恋はどこからやって来る?/ 鬼滅の刃(短編・中編)
第66章 七支柱春药 / 🌫️・💎・🌊・🐍・🍃・🔥・📿
「えっ、えーーー!! そんなの無理だよ、絶対無理無理ー!!」
ぶるぶるっと体が震えた七瀬の両腕から一瞬ずり落ちる日輪刀。
はっと条件反射でそれを受け止めて、再び構え直した彼女はブンブンと頭を左右に振った。
柱一人だけならまだしも、柱全員とのまぐわい。
あわあわとしている七瀬を見ながら、龍の鬼は「その為の媚薬じゃろう」とゆったりと落ち着いた声色で諭す。

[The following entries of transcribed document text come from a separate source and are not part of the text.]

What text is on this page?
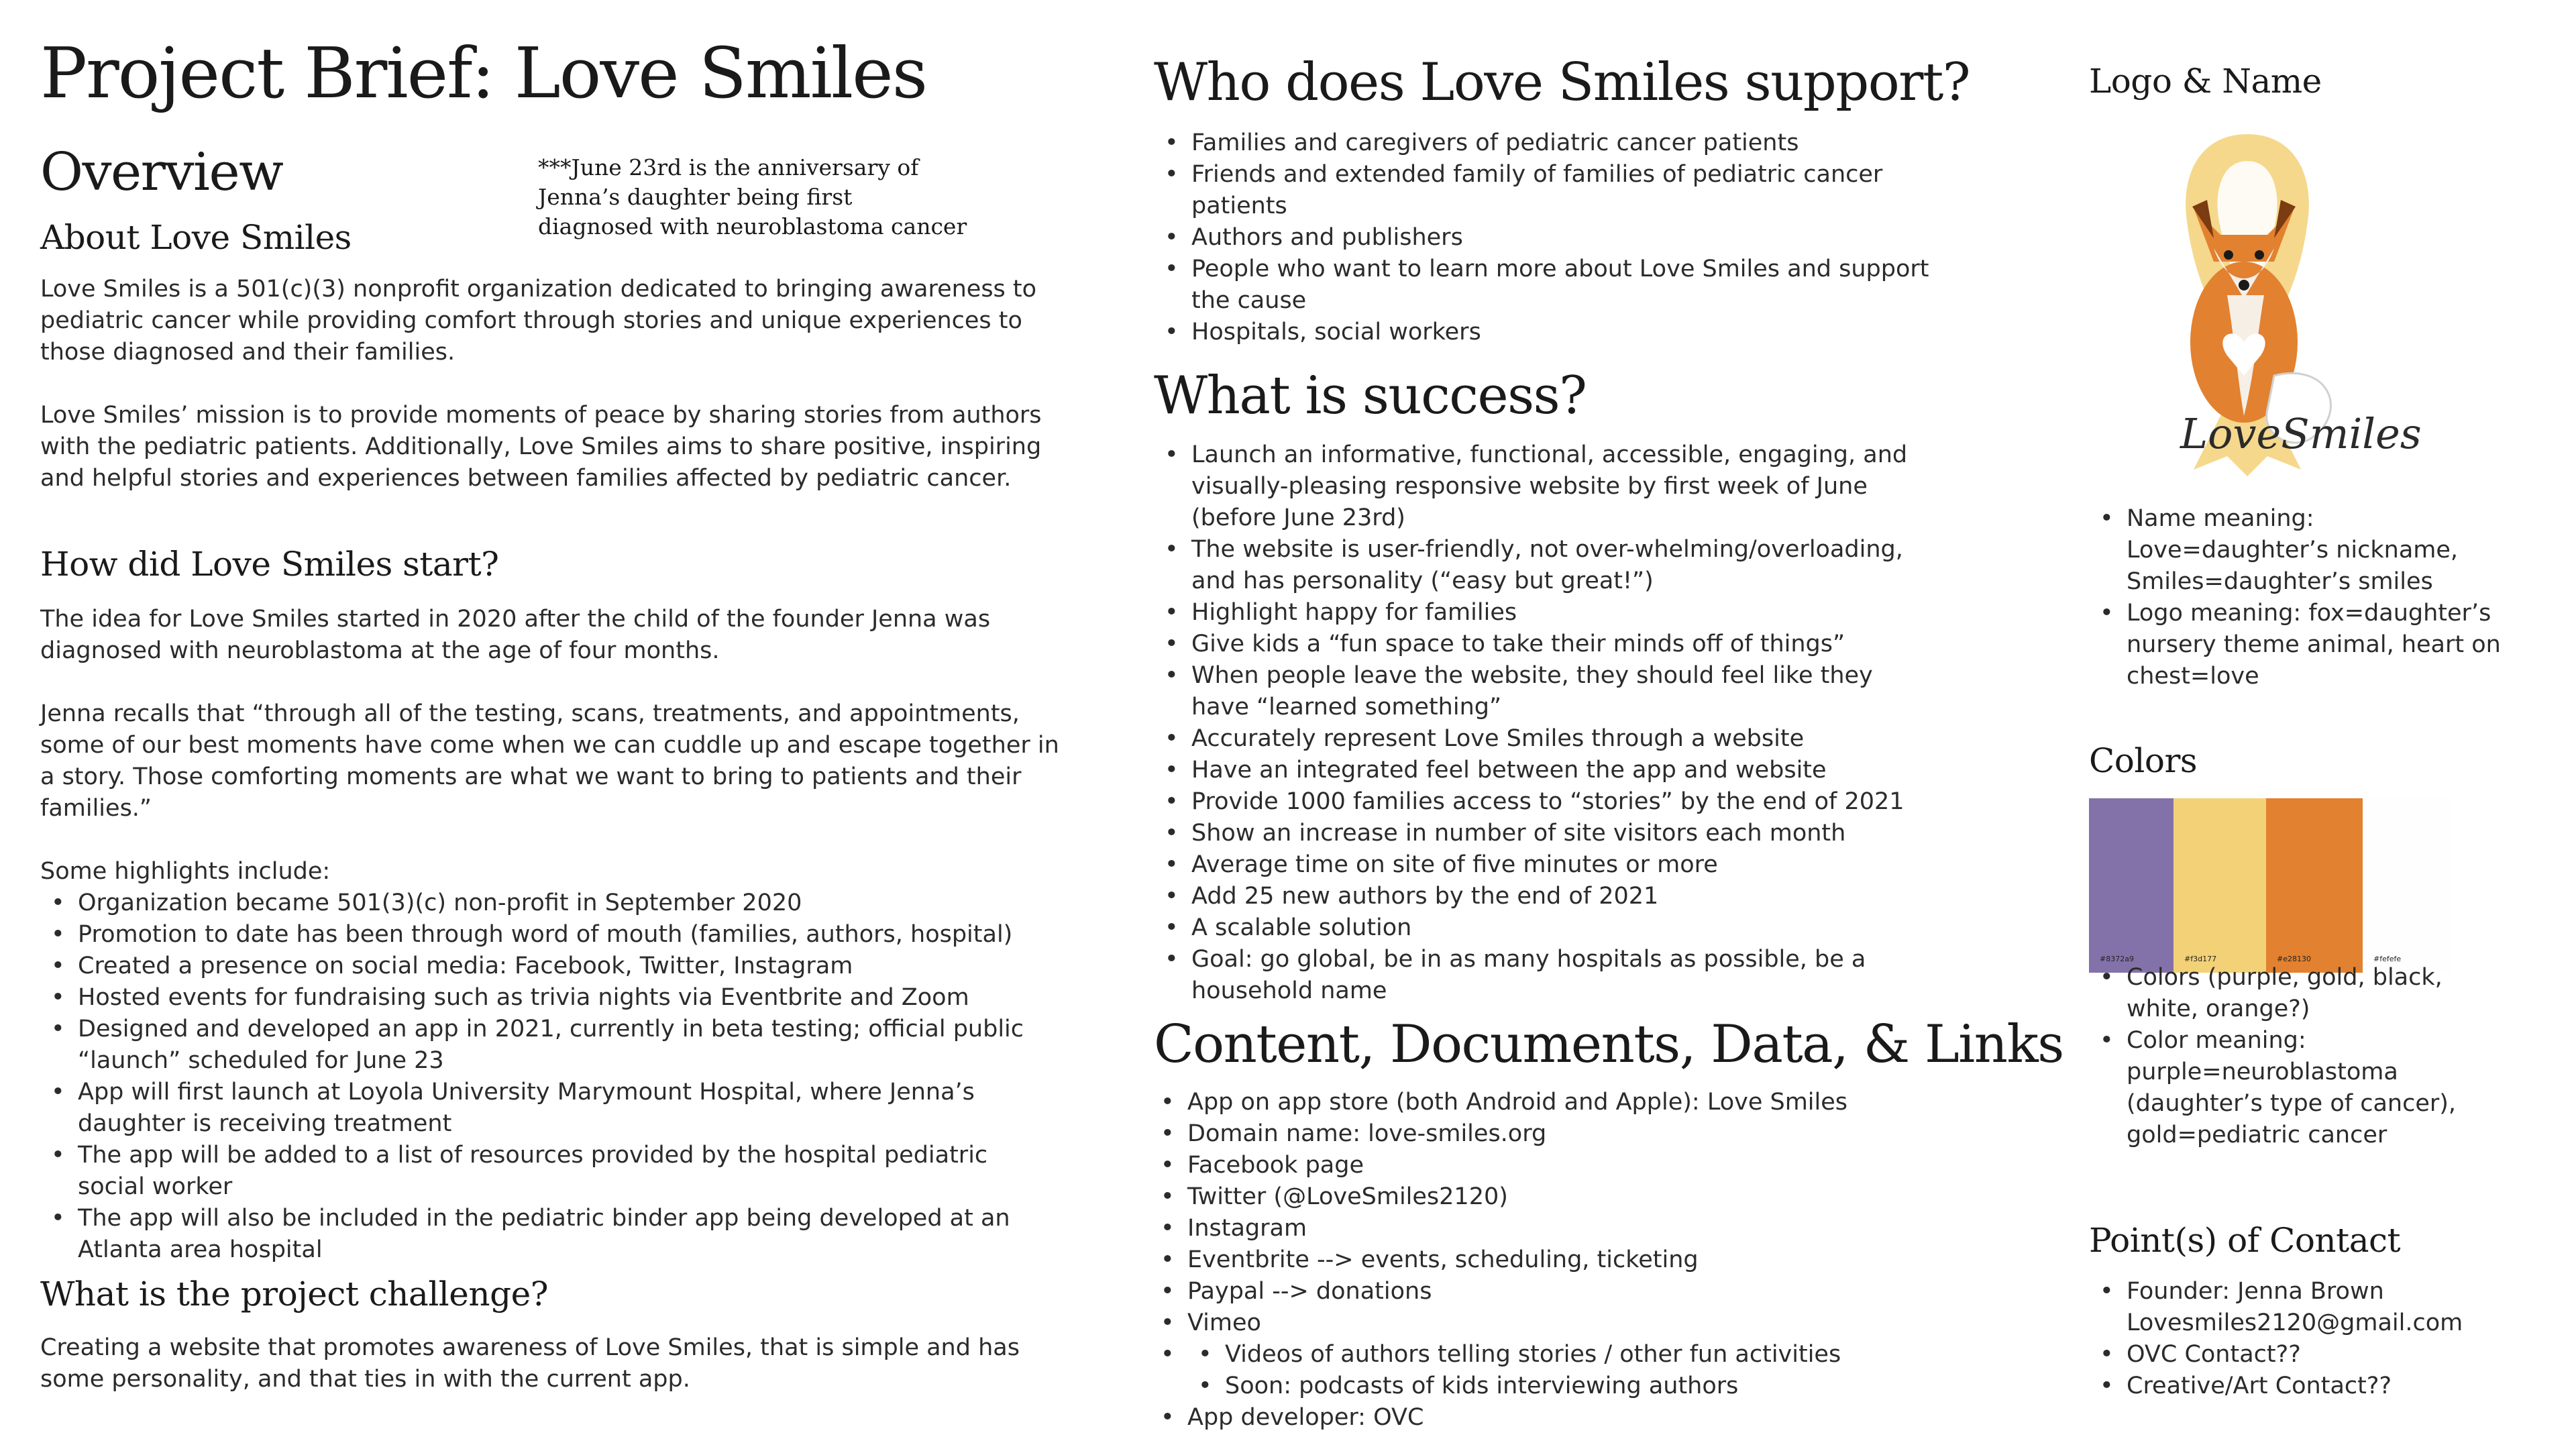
Project Brief: Love Smiles
Overview	***June 23rd is the anniversary of Jenna’s daughter being first diagnosed with neuroblastoma cancer
About Love Smiles

Love Smiles is a 501(c)(3) nonprofit organization dedicated to bringing awareness to pediatric cancer while providing comfort through stories and unique experiences to those diagnosed and their families.

Love Smiles’ mission is to provide moments of peace by sharing stories from authors with the pediatric patients. Additionally, Love Smiles aims to share positive, inspiring and helpful stories and experiences between families affected by pediatric cancer.

How did Love Smiles start?

The idea for Love Smiles started in 2020 after the child of the founder Jenna was diagnosed with neuroblastoma at the age of four months.

Jenna recalls that “through all of the testing, scans, treatments, and appointments, some of our best moments have come when we can cuddle up and escape together in a story. Those comforting moments are what we want to bring to patients and their families.”

Some highlights include:

• Organization became 501(3)(c) non-profit in September 2020
• Promotion to date has been through word of mouth (families, authors, hospital)
• Created a presence on social media: Facebook, Twitter, Instagram
• Hosted events for fundraising such as trivia nights via Eventbrite and Zoom
• Designed and developed an app in 2021, currently in beta testing; official public “launch” scheduled for June 23
• App will first launch at Loyola University Marymount Hospital, where Jenna’s daughter is receiving treatment
• The app will be added to a list of resources provided by the hospital pediatric social worker
• The app will also be included in the pediatric binder app being developed at an Atlanta area hospital
What is the project challenge?

Creating a website that promotes awareness of Love Smiles, that is simple and has some personality, and that ties in with the current app.

Who does Love Smiles support?
• Families and caregivers of pediatric cancer patients
• Friends and extended family of families of pediatric cancer patients
• Authors and publishers
• People who want to learn more about Love Smiles and support the cause
• Hospitals, social workers
What is success?
• Launch an informative, functional, accessible, engaging, and visually-pleasing responsive website by first week of June (before June 23rd)
• The website is user-friendly, not over-whelming/overloading, and has personality (“easy but great!”)
• Highlight happy for families
• Give kids a “fun space to take their minds off of things”
• When people leave the website, they should feel like they have “learned something”
• Accurately represent Love Smiles through a website
• Have an integrated feel between the app and website
• Provide 1000 families access to “stories” by the end of 2021
• Show an increase in number of site visitors each month
• Average time on site of five minutes or more
• Add 25 new authors by the end of 2021
• A scalable solution
• Goal: go global, be in as many hospitals as possible, be a household name
Content, Documents, Data, & Links
• App on app store (both Android and Apple): Love Smiles
• Domain name: love-smiles.org
• Facebook page
• Twitter (@LoveSmiles2120)
• Instagram
• Eventbrite --> events, scheduling, ticketing
• Paypal --> donations
• Vimeo
• • Videos of authors telling stories / other fun activities
• Soon: podcasts of kids interviewing authors
• App developer: OVC
Logo & Name
LoveSmiles
• Name meaning: Love=daughter’s nickname, Smiles=daughter’s smiles
• Logo meaning: fox=daughter’s nursery theme animal, heart on chest=love
Colors
#8372a9	#f3d177	#e28130	#fefefe
• Colors (purple, gold, black, white, orange?)
• Color meaning: purple=neuroblastoma (daughter’s type of cancer), gold=pediatric cancer
Point(s) of Contact
• Founder: Jenna Brown Lovesmiles2120@gmail.com
• OVC Contact??
• Creative/Art Contact??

「わしの血鬼術は五百年の年季が入っとるからのう。そんじょそこらの術と違うて、かなり強力じゃ。嬢ちゃんが懸念する事はなーんもないぞい! たかだか二、三十年生きとるだけの小童の精神力なんぞ造作もないわ」
再び左右に生えた長髭をゆらゆらと動かした鬼は、右前足で顎下を慎重にさすった。
古来より龍の顎下には八十一枚ある鱗の内、逆さに生えている鱗が一枚だけ存在しており、これが【逆鱗】と呼ばれている箇所でもある。
「嬢ちゃん、決断の時じゃ。わしの逆鱗の周りが大分熱を持っておる。逆鱗に触れると言う慣用句を聞いた事はあるか?」
「えっ、げき、りん??」
逆鱗に触れる。
龍は元来人間に危害を与える事はないが、喉元の「逆鱗」に触れられることを非常に嫌う。
その為これに触れられた場合には激昂し、触れた者を即座に殺すとされていると言う意味の事である。
「決断せぬなら、残念じゃが嬢ちゃんをこの身におさめるまでの事よ」
穏やかな目元と声色であった鬼の双眸が、一瞬カッと見開かれて冷たい感情を表出した。七瀬の周囲の空気が急にひんやりと変化していく。
どうやら本気で言っているようだ。
奇想天外の誘いをいまいち信じきれていなかった七瀬だが、ここに来て、隊士としての本能が【死】と言う概念を脳内に引き寄せていた。